As they go through the Bitter Valley
They make it a place of springs …”

I am sure we all know these people – people who pass often unobtrusively through the bitter valley that is this life, making it a place of springs for those around them. 
Two of those people indeed were sitting next to me as I read. The Psalmist obviously knew them too, those people who seem able to lighten the burdens of our lives just with a word, a touch, an understanding smile, an offer to help, an offer to pray for or with.
This psalm is full of exquisite longing for heaven, for dwelling with God in His house, where one day is better than a thousand elsewhere. 

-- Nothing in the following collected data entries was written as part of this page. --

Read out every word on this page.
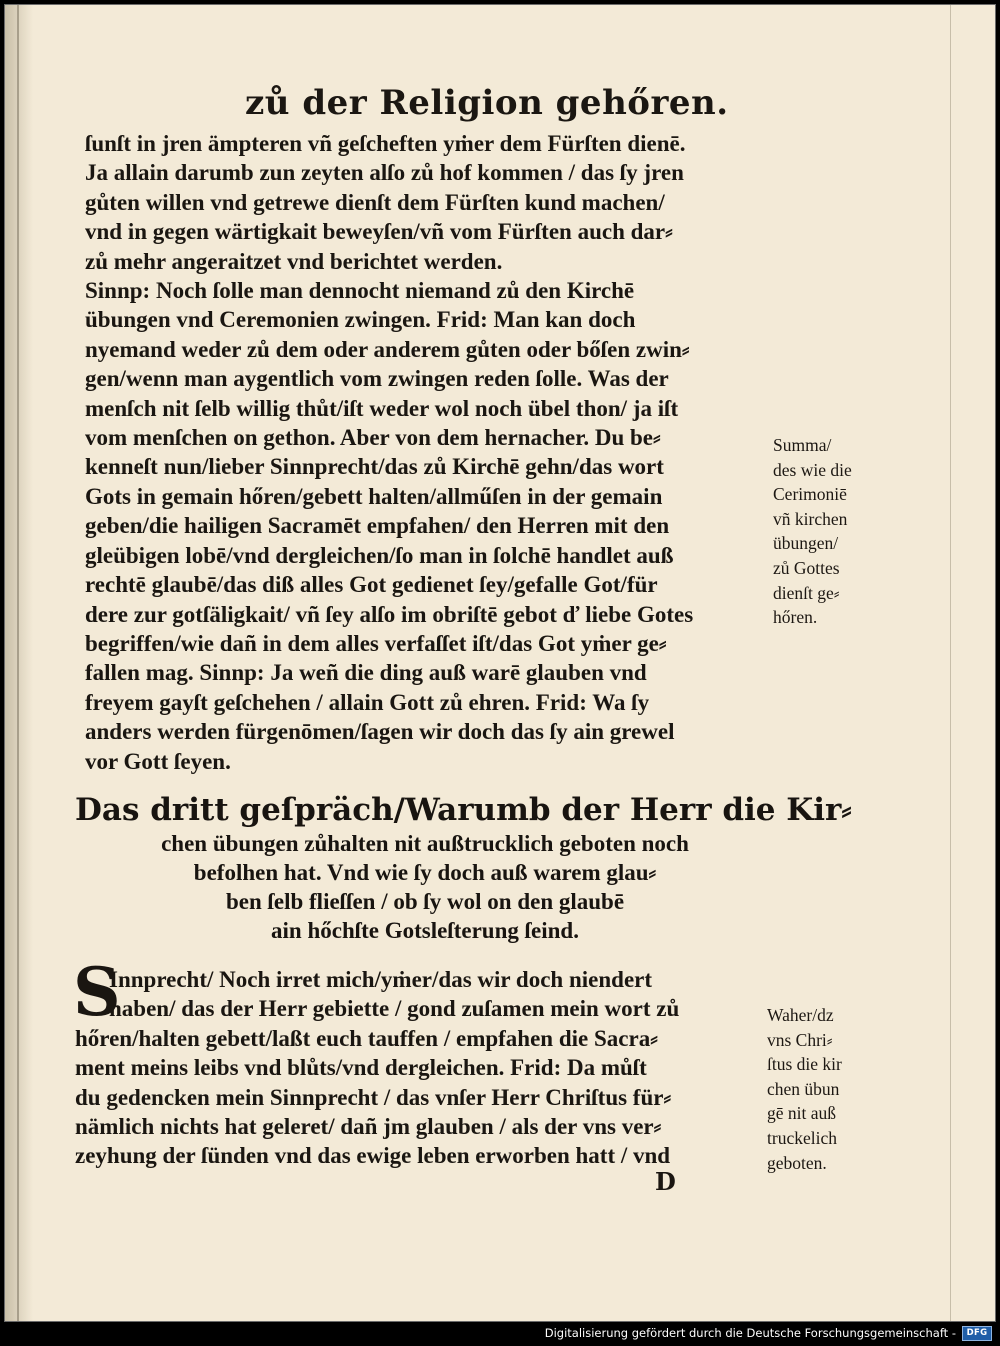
zů der Religion gehőren.
ſunſt in jren ämpteren vñ geſcheften yṁer dem Fürſten dienē.
Ja allain darumb zun zeyten alſo zů hof kommen / das ſy jren
gůten willen vnd getrewe dienſt dem Fürſten kund machen/
vnd in gegen wärtigkait beweyſen/vñ vom Fürſten auch dar⸗
zů mehr angeraitzet vnd berichtet werden.
Sinnp: Noch ſolle man dennocht niemand zů den Kirchē
übungen vnd Ceremonien zwingen. Frid: Man kan doch
nyemand weder zů dem oder anderem gůten oder bőſen zwin⸗
gen/wenn man aygentlich vom zwingen reden ſolle. Was der
menſch nit ſelb willig thůt/iſt weder wol noch übel thon/ ja iſt
vom menſchen on gethon. Aber von dem hernacher. Du be⸗
kenneſt nun/lieber Sinnprecht/das zů Kirchē gehn/das wort
Gots in gemain hőren/gebett halten/allműſen in der gemain
geben/die hailigen Sacramēt empfahen/ den Herren mit den
gleübigen lobē/vnd dergleichen/ſo man in ſolchē handlet auß
rechtē glaubē/das diß alles Got gedienet ſey/gefalle Got/für
dere zur gotſäligkait/ vñ ſey alſo im obriſtē gebot ď liebe Gotes
begriffen/wie dañ in dem alles verfaſſet iſt/das Got yṁer ge⸗
fallen mag. Sinnp: Ja weñ die ding auß warē glauben vnd
freyem gayſt geſchehen / allain Gott zů ehren. Frid: Wa ſy
anders werden fürgenōmen/ſagen wir doch das ſy ain grewel
vor Gott ſeyen.
Summa/
des wie die
Cerimoniē
vñ kirchen
übungen/
zů Gottes
dienſt ge⸗
hőren.
Das dritt geſpräch/Warumb der Herr die Kir⸗
chen übungen zůhalten nit außtrucklich geboten noch
befolhen hat. Vnd wie ſy doch auß warem glau⸗
ben ſelb flieſſen / ob ſy wol on den glaubē
ain hőchſte Gotsleſterung ſeind.
S
Innprecht/ Noch irret mich/yṁer/das wir doch niendert
haben/ das der Herr gebiette / gond zuſamen mein wort zů
hőren/halten gebett/laßt euch tauffen / empfahen die Sacra⸗
ment meins leibs vnd blůts/vnd dergleichen. Frid: Da můſt
du gedencken mein Sinnprecht / das vnſer Herr Chriſtus für⸗
nämlich nichts hat geleret/ dañ jm glauben / als der vns ver⸗
zeyhung der ſünden vnd das ewige leben erworben hatt / vnd
Waher/dz
vns Chri⸗
ſtus die kir
chen übun
gē nit auß
truckelich
geboten.
D
Digitalisierung gefördert durch die Deutsche Forschungsgemeinschaft -	DFG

Yet it is deeply aware also of the place of humankind in the world, the necessity to pass through earthly life doing what we can to make fertile with the springs of charity the hard and dry world we live in, so that our lives and the lives of others might bear fruit even in the Godless desert that this world can sometimes seem to be. 
The Psalmist understands all too well what that feels like, and what a supreme challenge it is. 
The Jews were also a group of religious believers with a well defined and cohesive faith, fundamentally at odds in many ways with the pagan world in which they perforce found themselves (often through their own unfaithfulness).
Yet then, as now, those who keep their eyes on the prize of eternal happiness with God are the happy ones, no matter what society they live in. 
They are the ones who go through their earthly lives making life better for everyone around them, ameliorating the bitterness of the valley of tears with their inner happiness, their sweetness, their strength, their willingness to support, to listen, to help, to advise. 
They aren’t necessarily the strongest, the youngest, the most beautiful, the smartest. 
They are just the faithful ones, the ones who see Christ in all people, and seek to serve people in any way they can in answer to Our Lord’s dictum that whatsoever we do to others, we do also to Him.
The freshness and truth of these ancient Psalms is a reminder that our Catholic faith is fundamentally simple, it is deeply attuned to the human heart and the human psyche, it is full of primal emotion and passion as well as intellectual rigour and profound philosophy.  
The event we are looking forward to on December 25, the culmination of the momentous Incarnation celebrated nine months earlier on March 25,  is a poignant reminder of the profound immediacy, the simplicity and the heartrending appeal to our humanity that is our faith, made manifest in the humility of God made Man.